As an implementation of KNN, I wanted to set OpenCV's facial recognition coordinates as the query points. After experimenting with Sam Levine's video library VidPy, I first tried applying this to a video clip by accessing the pixel data as a nested for loop, where the KNN categories would change with every frame. I took a step back to better understand the process and settled on working with images. I'm going to open a github issue with cv2 after George Harrison wasn't recognized. 

Screen Shot 2017-11-20 at 2.19.51 PM.png

That's more like it

frame999932 copy.jpg

Music Video Battle


After seeing VidPy's "chroma" feature I knew I wanted to experiment with overlaps and color masks. This project took several detours as I tried exploring a few approaches and turned into an exercise (rather lesson) of thinking before doing. 

I first played around with openCV with the mindset that portraits would open some interesting avenues. i was excited to combine K Nearest Neighbor with OpenCV (where each face would be a point of interest) and have the chroma effects tied to each person. Sure enough simply figuring out numpy arrays was challenging enough and I settled on manually creating a chroma effect by reading and manipulating the pixels values of a video. 

I decided to tie the rewriting of pixel values with the volume of the audio from a music video. In each music video, the volume at any frame affects the amount of pixel information is masked in red. In a separate script, using VidPy's chroma feature, I then removed those masked areas and combined multiple videos in hopes there would be a push and pull between the videos as they fight over space.

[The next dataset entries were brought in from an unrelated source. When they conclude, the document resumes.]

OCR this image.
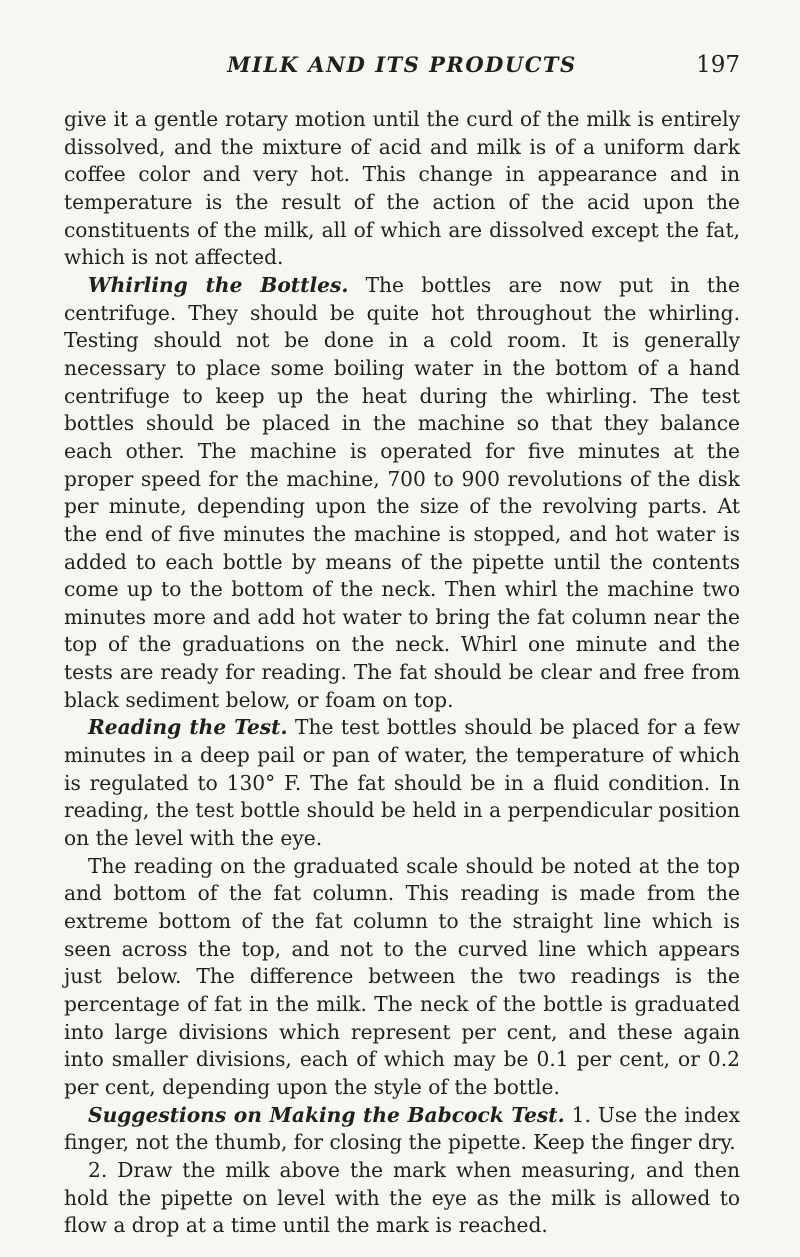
MILK AND ITS PRODUCTS	197

give it a gentle rotary motion until the curd of the milk is entirely dissolved, and the mixture of acid and milk is of a uniform dark coffee color and very hot. This change in appearance and in temperature is the result of the action of the acid upon the constituents of the milk, all of which are dissolved except the fat, which is not affected.

Whirling the Bottles. The bottles are now put in the centrifuge. They should be quite hot throughout the whirling. Testing should not be done in a cold room. It is generally necessary to place some boiling water in the bottom of a hand centrifuge to keep up the heat during the whirling. The test bottles should be placed in the machine so that they balance each other. The machine is operated for five minutes at the proper speed for the machine, 700 to 900 revolutions of the disk per minute, depending upon the size of the revolving parts. At the end of five minutes the machine is stopped, and hot water is added to each bottle by means of the pipette until the contents come up to the bottom of the neck. Then whirl the machine two minutes more and add hot water to bring the fat column near the top of the graduations on the neck. Whirl one minute and the tests are ready for reading. The fat should be clear and free from black sediment below, or foam on top.

Reading the Test. The test bottles should be placed for a few minutes in a deep pail or pan of water, the temperature of which is regulated to 130° F. The fat should be in a fluid condition. In reading, the test bottle should be held in a perpendicular position on the level with the eye.

The reading on the graduated scale should be noted at the top and bottom of the fat column. This reading is made from the extreme bottom of the fat column to the straight line which is seen across the top, and not to the curved line which appears just below. The difference between the two readings is the percentage of fat in the milk. The neck of the bottle is graduated into large divisions which represent per cent, and these again into smaller divisions, each of which may be 0.1 per cent, or 0.2 per cent, depending upon the style of the bottle.

Suggestions on Making the Babcock Test. 1. Use the index finger, not the thumb, for closing the pipette. Keep the finger dry.

2. Draw the milk above the mark when measuring, and then hold the pipette on level with the eye as the milk is allowed to flow a drop at a time until the mark is reached.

It ws an interesting experiment, but the resulting video falls flat. 

Screen Shot 2017-11-16 at 10.54.38 AM.png
Screen Shot 2017-11-16 at 12.54.20 PM.png
Screen Shot 2017-11-16 at 2.45.18 PM.png
frame143 copy.jpg
frame65 copy.jpg

ASL Translator


While playing around with OpenCV I was interested in hand gestures and looked to develop a tool that would recognize/translate American Sign Language gestures. I started with a simple script that recognized the number of digits by looking for a brightness threshold (finding the hand blob) and counted the negative spaces. 

This was a little limiting and I soon found a project by Shubham Gupta that recognized multiple hand shapes by training a ML model on a dataset of hundreds of images. It worked pretty well under the exact right lighting conditions, but the blob tracker was based on pixel color (of a skin tone) and didn't isolate the hand as well. So after updating some of the script to work with the latest version of OpenCV, I brought in the blob tracker from the digit counter so it would track based on threshold. 

Now that I have this up and running I'm looking to retrain the model on other gestures, maybe as controls for something else.

Mendelbrot 360


With the goal of creating an immersive environment, I set out to show recursion in a 360 video. I found a pretty common fractal zoom video of a mandelbrot as my source video file and began creating a function that mirrored the clip in four quadrants. The resulting file was the input for the same function so the original clip was recursively multiplied into many smaller, symmetrical copies of itself. I found the transitions between clips to be a little sudden and I began animating the clips to blend into the top left quadrant (where it's the same footage). 

Screen Shot 2017-11-02 at 10.30.40 AM.png